В среду меня в коридоре райотдела остановил проходящий мимо Николаенко.
— Ты где был вечером в прошлую пятницу?
— В райотделе работал. Дежурный может подтвердить, что я ушел из РОВД часов в десять вечера. А что произошло в пятницу, не подскажете?
— Что надо, то и произошло.
В пятницу в одиннадцать часов утра я, Матвеев и Андреев, в чистой отутюженной форме, стояли в «предбаннике» актового зала областного УВД. Инспектор по работе с кадрами придирчиво осмотрел наш внешний вид, поправил на груди у Матвеева значок об окончании пединститута.
— На вопросы членов комиссии отвечать коротко и членораздельно, — инструктировал он нас. — Не вздумайте пререкаться! На прошлой комиссии один начал спорить с генералом, он его тут же уволил.
— Игорек, — воспользовавшись паузой в трескотне кадровика, спросил Матвеев. — А что ты здесь делаешь, если разбирают только меня и Андрюху?
— Вызвали, вот и стою, — огрызнулся Андреев.
— Игорек, как-то странно это. В хате мы были втроем, а под раздачу пошли только мы двое. Третий из нашей компании куда-то потерялся.

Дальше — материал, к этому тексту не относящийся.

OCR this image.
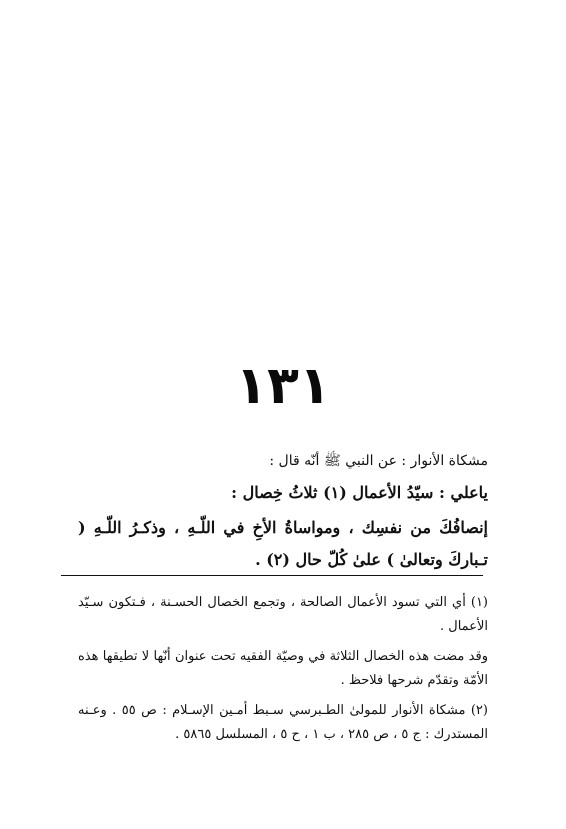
١٣١
مشكاة الأنوار : عن النبي ﷺ أنّه قال :
ياعلي : سيّدُ الأعمال (١) ثلاثُ خِصال :
إنصافُكَ من نفسِك ، ومواساةُ الأخِ في اللّـهِ ، وذكـرُ اللّـهِ ( تـباركَ وتعالىٰ ) علىٰ كُلّ حال (٢) .

(١) أي التي تسود الأعمال الصالحة ، وتجمع الخصال الحسـنة ، فـتكون سـيّد الأعمال .

وقد مضت هذه الخصال الثلاثة في وصيّة الفقيه تحت عنوان أنّها لا تطيقها هذه الأمّة وتقدّم شرحها فلاحظ .

(٢) مشكاة الأنوار للمولىٰ الطـبرسي سـبط أمـين الإسـلام : ص ٥٥ . وعـنه المستدرك : ج ٥ ، ص ٢٨٥ ، ب ١ ، ح ٥ ، المسلسل ٥٨٦٥ .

— Заходим! — перебил его кадровик.
В актовом зале на заседании кадровой комиссии присутствовали руководители всех милицейских подразделений нашей области. Меня и Матвеева, как сквозь строй, провели мимо них и поставили напротив сцены, где за длинным столом восседали члены кадровой комиссии. Сегодня председательствовал сам генерал Безруков. По правую сторону от него сидел Величко, заместитель генерала по оперативной работе, наш главный шеф. Слева от генерала поблескивал очками полковник Кожинский, начальник управления кадров.
— Рассматривается дисциплинарное дело лейтенанта милиции Лаптева и капитана милиции Матвеева, — доложил притаившийся у сцены сотрудник инспекции по личному составу. — Слово предоставляется исполняющему обязанности начальника Заводского РОВД полковнику милиции Николаенко.
Евгений Павлович встал рядом с нами и стал зачитывать заключение служебного расследования по факту применения к гражданке Соколовой незаконных методов ведения допроса.
— Достаточно! — перебил его генерал после первых слов. — Мы все ознакомились с заключением, зачем мусолить одно и то же по двести раз? Давайте перейдем к рассмотрению вопроса по существу. Лаптев, Матвеев, вы признаете себя виновными в применении насилия к гражданке Соколовой?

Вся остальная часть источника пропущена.